WARS OF WORDS QUESTIONS
1. What does ‘elocution’ means? What are ‘elocution lessons’?
Elocution is the study of
formal speaking in pronunciation, grammar, style and tone.
Elocution lessons are lessons
where people train on proper speaking.
2. What do ‘polyglossia’ and ‘monoglossia’ mean?
Polyglossia: the coexistence of multiple languages in the same area.
Monoglossia: the predominance of a language in an area.
3. What kind of English does Puttenham recommend?
He recommends the natural,
pure, and most usual language. People shall take that usual speech from the
court and that from London and the shires lying about London.
4. What does ‘copious’ mean?
Copious: /’kəupɪəs/, abundant, plentiful in number.
5. What does ‘trope’ mean?
Trope: A figure of speech which
is not used in a literal manner.
6. Why does Crowley call the standardization process a war?
Because the linkage of language
and war was a very common trope in the eighteen century.
7. What does ‘ecomium’ mean?
A formal or high expression of
praise.
8. Who wrote ‘The Proposal for Correcting, Improving and Ascertaining the English Tongue’?
Jonathan Swift (1712)
9. Do Johnson and Swift agree that the English language has degenerated?
Yes, because as Johnson says
‘tongues like governments have a natural tendency to degeneration […] let us
make some struggles to our language’. With reference to Swift, his work intends
to reform the language in order to create a proper vehicle of communication. So
both agree in changing the language, therefore, they agree that the English
language has degenerated.
10. Swift proposed an academy, who else?
Dryden, Daniel Defoe, Addison
and Wilson.
11. Why were the Whigs against an academy?
Firstly, because the academy was
identified with France and thus with the Stuart Claimants to the Monarchy; and
secondly, because it had been instituted by Cardinal Richelieu who was an
aristocratic Catholic.
12. What does Sheridan means by the ‘genius of our people’?
It means that people in England
have no idea of submitting to any laws to which they don’t give their own conseil, so they have genius.
13. What reason does Swift give about the ‘decay of Latin’?
The change of their government
into a Tyranny.
There being no further use of
Encouragement for popular orators.
Freedom of the city, but
capacity for employment which brought a great number of foreign pretenders into
Rome.
The Invasion from Goths and
Vandals.
Summing up, heteroglossia
brings about the imperial downfall.
14. What does ‘suffer’ in the line 2 of page 66 mean?
Writers were worried that if
they wrote in English, in the future, people would not be able to understand
their texts because the language was constantly changing.

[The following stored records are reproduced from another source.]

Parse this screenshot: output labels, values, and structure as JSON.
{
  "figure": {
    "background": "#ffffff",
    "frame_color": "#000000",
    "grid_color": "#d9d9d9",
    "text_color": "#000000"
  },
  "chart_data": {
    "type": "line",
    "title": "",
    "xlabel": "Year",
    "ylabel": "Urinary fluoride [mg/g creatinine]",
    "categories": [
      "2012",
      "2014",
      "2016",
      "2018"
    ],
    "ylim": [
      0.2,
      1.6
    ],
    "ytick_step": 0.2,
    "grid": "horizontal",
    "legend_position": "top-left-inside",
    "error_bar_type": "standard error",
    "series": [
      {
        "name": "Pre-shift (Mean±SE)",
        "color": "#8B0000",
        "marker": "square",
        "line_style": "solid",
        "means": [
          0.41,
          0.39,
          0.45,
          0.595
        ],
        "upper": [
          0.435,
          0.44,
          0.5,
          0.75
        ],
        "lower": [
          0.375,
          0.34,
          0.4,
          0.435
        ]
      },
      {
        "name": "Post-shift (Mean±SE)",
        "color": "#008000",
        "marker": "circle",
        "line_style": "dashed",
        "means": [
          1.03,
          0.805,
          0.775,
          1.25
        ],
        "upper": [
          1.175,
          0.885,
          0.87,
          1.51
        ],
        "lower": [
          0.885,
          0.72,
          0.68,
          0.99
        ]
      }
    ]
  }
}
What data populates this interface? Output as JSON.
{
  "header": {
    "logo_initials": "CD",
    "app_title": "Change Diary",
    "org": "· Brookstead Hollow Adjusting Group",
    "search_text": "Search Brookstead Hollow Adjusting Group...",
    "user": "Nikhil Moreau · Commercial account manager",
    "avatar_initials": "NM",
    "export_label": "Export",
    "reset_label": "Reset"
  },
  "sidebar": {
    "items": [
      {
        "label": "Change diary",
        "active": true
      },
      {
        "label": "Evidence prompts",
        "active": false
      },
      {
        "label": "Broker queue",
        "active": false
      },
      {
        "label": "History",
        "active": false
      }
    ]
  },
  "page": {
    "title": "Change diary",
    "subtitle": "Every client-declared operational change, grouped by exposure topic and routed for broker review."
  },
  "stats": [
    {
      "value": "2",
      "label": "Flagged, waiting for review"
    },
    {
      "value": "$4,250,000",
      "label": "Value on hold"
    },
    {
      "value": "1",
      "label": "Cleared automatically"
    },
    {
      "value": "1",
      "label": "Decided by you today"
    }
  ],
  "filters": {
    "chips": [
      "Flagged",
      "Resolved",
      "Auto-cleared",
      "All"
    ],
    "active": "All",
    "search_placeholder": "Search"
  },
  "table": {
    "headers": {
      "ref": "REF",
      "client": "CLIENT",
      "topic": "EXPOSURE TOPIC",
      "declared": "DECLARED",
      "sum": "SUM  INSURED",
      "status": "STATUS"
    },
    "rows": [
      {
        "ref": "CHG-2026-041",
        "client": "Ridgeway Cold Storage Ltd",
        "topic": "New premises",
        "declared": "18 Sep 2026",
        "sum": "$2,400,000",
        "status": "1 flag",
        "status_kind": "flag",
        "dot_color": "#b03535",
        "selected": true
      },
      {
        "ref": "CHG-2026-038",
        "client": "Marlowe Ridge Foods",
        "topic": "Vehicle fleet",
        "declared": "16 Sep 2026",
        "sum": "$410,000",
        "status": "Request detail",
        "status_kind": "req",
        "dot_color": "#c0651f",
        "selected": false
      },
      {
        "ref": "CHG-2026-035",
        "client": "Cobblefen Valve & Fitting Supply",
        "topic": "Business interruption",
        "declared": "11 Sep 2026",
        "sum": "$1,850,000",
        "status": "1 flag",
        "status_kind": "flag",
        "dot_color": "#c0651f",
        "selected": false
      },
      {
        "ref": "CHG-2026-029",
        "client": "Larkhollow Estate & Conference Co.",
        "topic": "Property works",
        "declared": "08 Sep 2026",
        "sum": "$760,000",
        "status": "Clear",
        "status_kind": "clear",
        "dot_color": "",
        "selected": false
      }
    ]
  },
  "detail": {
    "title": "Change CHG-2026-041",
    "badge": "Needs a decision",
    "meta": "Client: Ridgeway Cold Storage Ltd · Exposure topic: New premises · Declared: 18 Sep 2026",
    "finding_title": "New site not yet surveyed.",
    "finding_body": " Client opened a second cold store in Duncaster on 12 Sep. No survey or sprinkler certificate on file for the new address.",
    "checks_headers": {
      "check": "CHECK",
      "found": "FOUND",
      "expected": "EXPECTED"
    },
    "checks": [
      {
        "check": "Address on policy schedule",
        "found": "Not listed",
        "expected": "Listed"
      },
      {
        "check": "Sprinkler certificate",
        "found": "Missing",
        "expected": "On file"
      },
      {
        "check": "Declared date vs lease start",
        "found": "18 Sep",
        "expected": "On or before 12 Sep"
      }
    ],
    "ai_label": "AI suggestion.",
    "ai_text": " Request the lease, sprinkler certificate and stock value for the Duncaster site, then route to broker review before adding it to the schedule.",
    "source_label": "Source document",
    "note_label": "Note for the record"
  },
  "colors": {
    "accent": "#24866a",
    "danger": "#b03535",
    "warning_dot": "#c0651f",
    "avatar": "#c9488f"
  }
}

15. Who was the first person, involved in German Cultural Nationalism, to make the link between language and nation?
Herder.
16. What does Sheridan’s solution to the problem of divergence in pronunciation?
He proposed that the clergy
should be taught pronunciation in order that they could then act as the medium
by which it could be propagated.
17. How did several authors describe other European languages?
Italian: It is pleasant, but
without sinews, like a still fleeting water.
French: It is delicate, flimsy.
Spanish: It is majestical, but runs too much on the ‘o’, and is therefore
very guttural and not very pleasant. It’s grave.
Dutch: It is manlike, but withal
very harsh as one ready at every word to pick a quarrel.
18. In which novel did Daniel Defoe capture the ‘Colonial fantasy’?
In ‘Robinson Crusoe’.
19. Locke thought that learning Latin was not necessary, for which group of people?
For the Tradesmen.
20. How did learning to speak English using Standard English empower people?
The languages are directly
related to political and social factors. Standard English became the
prestigious accent in society. It distinguished different social classes. For example,
the burgoise started to take interest in the
vernacular in order to be admitted within the social and political life.
21. What kind of English is deemed to be ‘proper’ English?
That which is found in the
upper and middle ranks, over the whole British. (Universities and Court)
22. How was the inculcation of linguistic patterns carried out with middle class children?
By means of discipline,
punishment and education. For example, dividing the class in groups of children
to the lengths of words they could spell, rewarding them if they do properly into
a better group.
23. What was the purpose of training women linguistically in the 18th century according to Crowley?
To fulfill the role of the
mother passing on pure language to the child and to act as a companion to the
male in the public sphere.
24. Why did Locke warn against children talking to servants?
Because of the contagion of
these ill precedents, both in civility and virtue and owing to their language
full of untowardly tricks and vice, as otherwise they possibly would be
ignorant of all their lives.
25. What was the difference between the mistakes made by the working classes and those made by the gentry according to Sheridan?
The difference was that the
gentry’s mistakes are not structural.